Insbesondere der Ausfall aller Kommunikationsnetze erschwerte es den Helfern in den Flutgebieten, sich im Chaos der ersten Stunden einen Überblick über die Schäden zu verschaffen, Einsätze zu priorisieren und zu koordinieren. „Unser Institut bietet seit vielen Jahren Lösungen für hochkomplexe, dynamische und risikoreiche Entscheidungsprozesse auf dem Gebiet der Sicherheit und der Verteidigung sowie bei kritischen zivilen Infrastrukturen an“, sagt FKIE-Forschungsgruppen- und Projektleiter Arne Schwarze.

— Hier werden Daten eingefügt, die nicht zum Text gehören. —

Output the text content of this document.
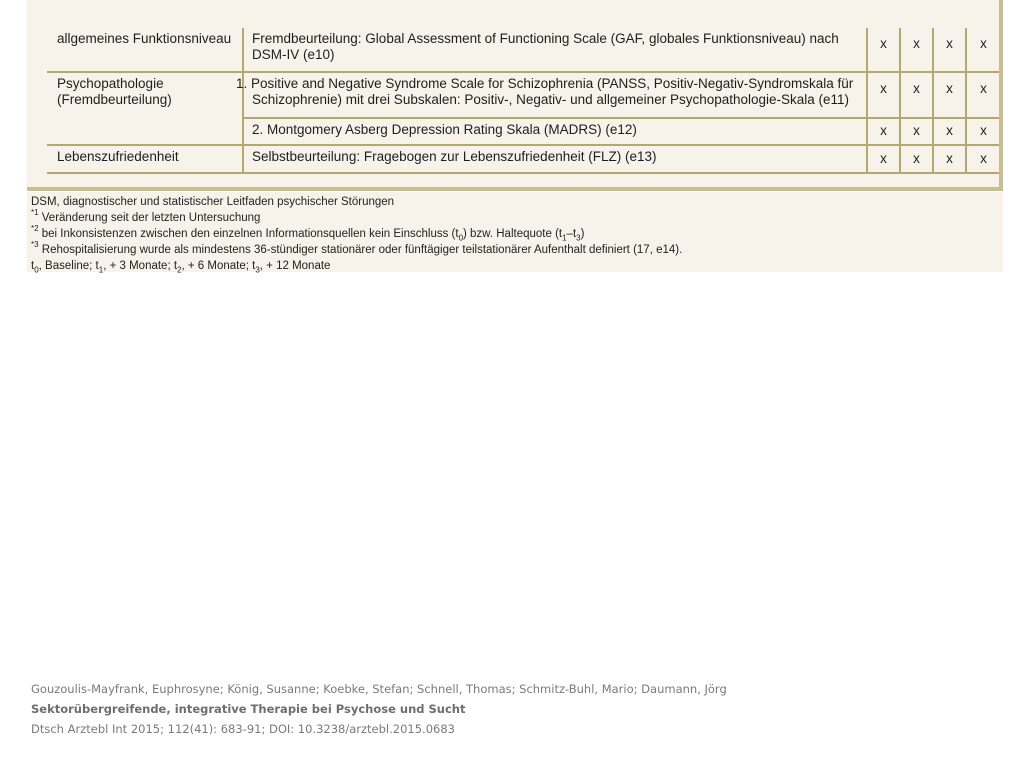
allgemeines Funktionsniveau	Fremdbeurteilung: Global Assessment of Functioning Scale (GAF, globales Funktionsniveau) nach DSM-IV (e10)	x	x	x	x
Psychopathologie (Fremdbeurteilung)	1. Positive and Negative Syndrome Scale for Schizophrenia (PANSS, Positiv-Negativ-Syndromskala für Schizophrenie) mit drei Subskalen: Positiv-, Negativ- und allgemeiner Psychopathologie-Skala (e11)	x	x	x	x
	2. Montgomery Asberg Depression Rating Skala (MADRS) (e12)	x	x	x	x
Lebenszufriedenheit	Selbstbeurteilung: Fragebogen zur Lebenszufriedenheit (FLZ) (e13)	x	x	x	x
DSM, diagnostischer und statistischer Leitfaden psychischer Störungen
$^{*1}$ Veränderung seit der letzten Untersuchung
$^{*2}$ bei Inkonsistenzen zwischen den einzelnen Informationsquellen kein Einschluss $(t_0)$ bzw. Haltequote $(t_1-t_3)$
$^{*3}$ Rehospitalisierung wurde als mindestens 36-stündiger stationärer oder fünftägiger teilstationärer Aufenthalt definiert (17, e14).
$t_0$, Baseline; $t_1$, + 3 Monate; $t_2$, + 6 Monate; $t_3$, + 12 Monate
Gouzoulis-Mayfrank, Euphrosyne; König, Susanne; Koebke, Stefan; Schnell, Thomas; Schmitz-Buhl, Mario; Daumann, Jörg
Sektorübergreifende, integrative Therapie bei Psychose und Sucht
Dtsch Arztebl Int 2015; 112(41): 683-91; DOI: 10.3238/arztebl.2015.0683
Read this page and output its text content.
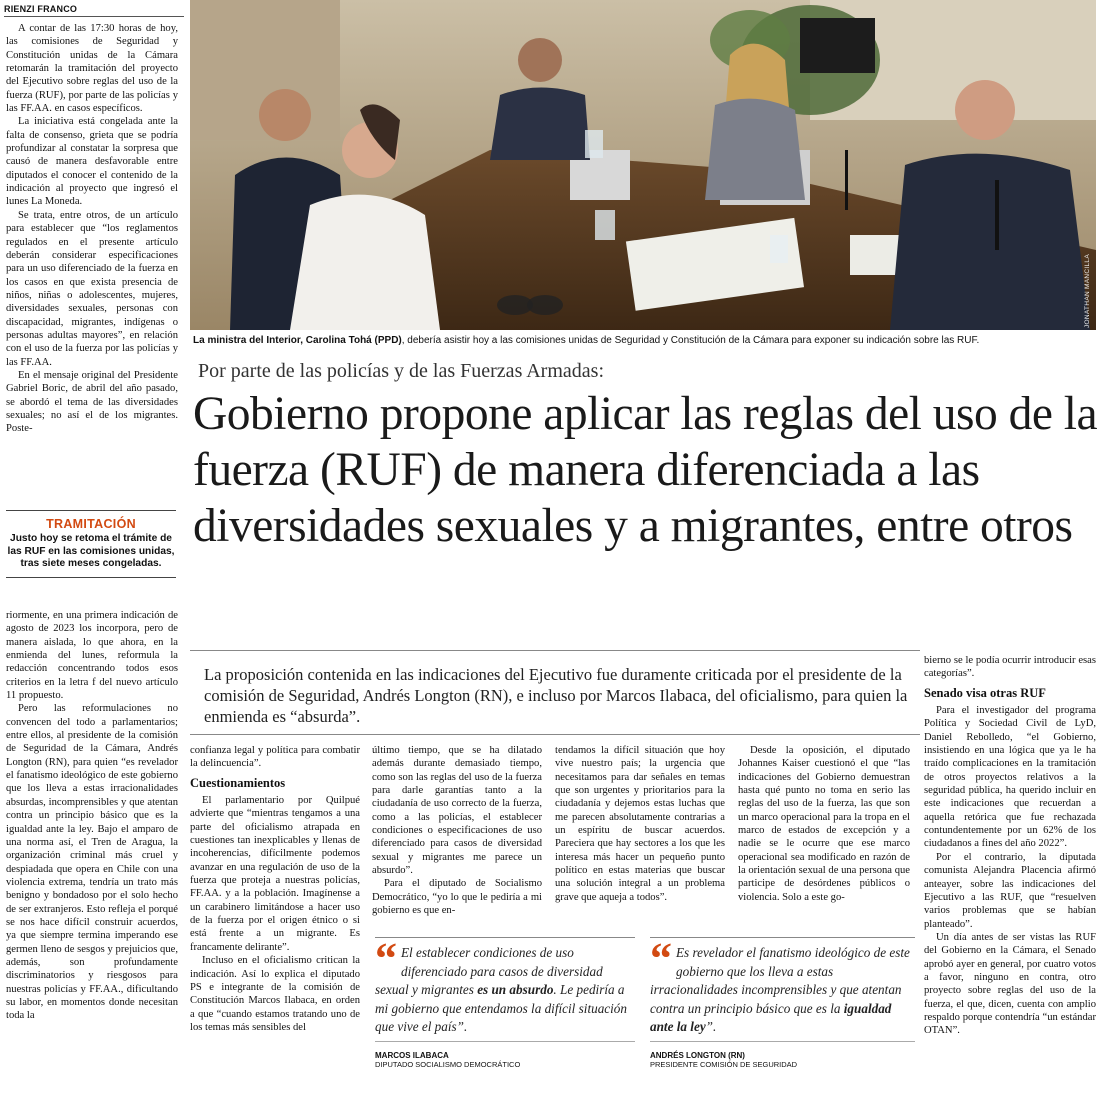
RIENZI FRANCO

A contar de las 17:30 horas de hoy, las comisiones de Seguridad y Constitución unidas de la Cámara retomarán la tramitación del proyecto del Ejecutivo sobre reglas del uso de la fuerza (RUF), por parte de las policías y las FF.AA. en casos específicos.

La iniciativa está congelada ante la falta de consenso, grieta que se podría profundizar al constatar la sorpresa que causó de manera desfavorable entre diputados el conocer el contenido de la indicación al proyecto que ingresó el lunes La Moneda.

Se trata, entre otros, de un artículo para establecer que “los reglamentos regulados en el presente artículo deberán considerar especificaciones para un uso diferenciado de la fuerza en los casos en que exista presencia de niños, niñas o adolescentes, mujeres, diversidades sexuales, personas con discapacidad, migrantes, indígenas o personas adultas mayores”, en relación con el uso de la fuerza por las policías y las FF.AA.

En el mensaje original del Presidente Gabriel Boric, de abril del año pasado, se abordó el tema de las diversidades sexuales; no así el de los migrantes. Poste-

TRAMITACIÓN
Justo hoy se retoma el trámite de las RUF en las comisiones unidas, tras siete meses congeladas.

riormente, en una primera indicación de agosto de 2023 los incorpora, pero de manera aislada, lo que ahora, en la enmienda del lunes, reformula la redacción concentrando todos esos criterios en la letra f del nuevo artículo 11 propuesto.

Pero las reformulaciones no convencen del todo a parlamentarios; entre ellos, al presidente de la comisión de Seguridad de la Cámara, Andrés Longton (RN), para quien “es revelador el fanatismo ideológico de este gobierno que los lleva a estas irracionalidades absurdas, incomprensibles y que atentan contra un principio básico que es la igualdad ante la ley. Bajo el amparo de una norma así, el Tren de Aragua, la organización criminal más cruel y despiadada que opera en Chile con una violencia extrema, tendría un trato más benigno y bondadoso por el solo hecho de ser extranjeros. Esto refleja el porqué se nos hace difícil construir acuerdos, ya que siempre termina imperando ese germen lleno de sesgos y prejuicios que, además, son profundamente discriminatorios y riesgosos para nuestras policías y FF.AA., dificultando su labor, en momentos donde necesitan toda la

JONATHAN MANCILLA
La ministra del Interior, Carolina Tohá (PPD), debería asistir hoy a las comisiones unidas de Seguridad y Constitución de la Cámara para exponer su indicación sobre las RUF.
Por parte de las policías y de las Fuerzas Armadas:
Gobierno propone aplicar las reglas del uso de la fuerza (RUF) de manera diferenciada a las diversidades sexuales y a migrantes, entre otros
La proposición contenida en las indicaciones del Ejecutivo fue duramente criticada por el presidente de la comisión de Seguridad, Andrés Longton (RN), e incluso por Marcos Ilabaca, del oficialismo, para quien la enmienda es “absurda”.

confianza legal y política para combatir la delincuencia”.

Cuestionamientos

El parlamentario por Quilpué advierte que “mientras tengamos a una parte del oficialismo atrapada en cuestiones tan inexplicables y llenas de incoherencias, difícilmente podemos avanzar en una regulación de uso de la fuerza que proteja a nuestras policías, FF.AA. y a la población. Imagínense a un carabinero limitándose a hacer uso de la fuerza por el origen étnico o si está frente a un migrante. Es francamente delirante”.

Incluso en el oficialismo critican la indicación. Así lo explica el diputado PS e integrante de la comisión de Constitución Marcos Ilabaca, en orden a que “cuando estamos tratando uno de los temas más sensibles del

último tiempo, que se ha dilatado además durante demasiado tiempo, como son las reglas del uso de la fuerza para darle garantías tanto a la ciudadanía de uso correcto de la fuerza, como a las policías, el establecer condiciones o especificaciones de uso diferenciado para casos de diversidad sexual y migrantes me parece un absurdo”.

Para el diputado de Socialismo Democrático, “yo lo que le pediría a mi gobierno es que en-

tendamos la difícil situación que hoy vive nuestro país; la urgencia que necesitamos para dar señales en temas que son urgentes y prioritarios para la ciudadanía y dejemos estas luchas que me parecen absolutamente contrarias a un espíritu de buscar acuerdos. Pareciera que hay sectores a los que les interesa más hacer un pequeño punto político en estas materias que buscar una solución integral a un problema grave que aqueja a todos”.

Desde la oposición, el diputado Johannes Kaiser cuestionó el que “las indicaciones del Gobierno demuestran hasta qué punto no toma en serio las reglas del uso de la fuerza, las que son un marco operacional para la tropa en el marco de estados de excepción y a nadie se le ocurre que ese marco operacional sea modificado en razón de la orientación sexual de una persona que participe de desórdenes públicos o violencia. Solo a este go-

bierno se le podía ocurrir introducir esas categorías”.

Senado visa otras RUF

Para el investigador del programa Política y Sociedad Civil de LyD, Daniel Rebolledo, “el Gobierno, insistiendo en una lógica que ya le ha traído complicaciones en la tramitación de otros proyectos relativos a la seguridad pública, ha querido incluir en este indicaciones que recuerdan a aquella retórica que fue rechazada contundentemente por un 62% de los ciudadanos a fines del año 2022”.

Por el contrario, la diputada comunista Alejandra Placencia afirmó anteayer, sobre las indicaciones del Ejecutivo a las RUF, que “resuelven varios problemas que se habían planteado”.

Un día antes de ser vistas las RUF del Gobierno en la Cámara, el Senado aprobó ayer en general, por cuatro votos a favor, ninguno en contra, otro proyecto sobre reglas del uso de la fuerza, el que, dicen, cuenta con amplio respaldo porque contendría “un estándar OTAN”.

“ El establecer condiciones de uso diferenciado para casos de diversidad sexual y migrantes es un absurdo. Le pediría a mi gobierno que entendamos la difícil situación que vive el país”.
MARCOS ILABACA
DIPUTADO SOCIALISMO DEMOCRÁTICO
“ Es revelador el fanatismo ideológico de este gobierno que los lleva a estas irracionalidades incomprensibles y que atentan contra un principio básico que es la igualdad ante la ley”.
ANDRÉS LONGTON (RN)
PRESIDENTE COMISIÓN DE SEGURIDAD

Auf diesen Erfahrungen baut die „lokik“-Idee auf: Die Lösung setzt sich aus einer Hardware- und einer Softwarekomponente zusammen. Basis der Software bildet eine digitale Lagekarte, die die Infrastruktur eines Ortes, einer Gemeinde oder einer Stadt darstellt und über einen Browser per Smartphone, Tablet oder Computer abzurufen ist. Im Katastrophenfall können Bürger einen Schaden oder Bedarf, aber auch aktuelle Informationen in die Karte eintragen, sodass Krisenstab und Helfer schnell einen Überblick erhalten und ihre Einsätze besser koordinieren können. Fällt wie im Ahrtal das Kommunikationsnetz aus, kommt die Hardware-Komponente zum Einsatz. Sie ermöglicht den Aufbau eines autarken Netzwerkes, über das Endgeräte Zugriff auf die digitale „lokik“-Lagekarte haben, aber beispielsweise auch örtliche Krisenstäbe dringende Informationen an die Bevölkerung weitergeben können. Rechner und die mobil einsetzbaren Kommunikationskomponenten werden an einem sicheren Ort in der Gemeinde positioniert und im Katastrophenfall unabhängig von externer Technik mit einer eigenen Stromversorgung – von der handelsüblichen Powerbank bis hin zum Stromgenerator – in Betrieb genommen.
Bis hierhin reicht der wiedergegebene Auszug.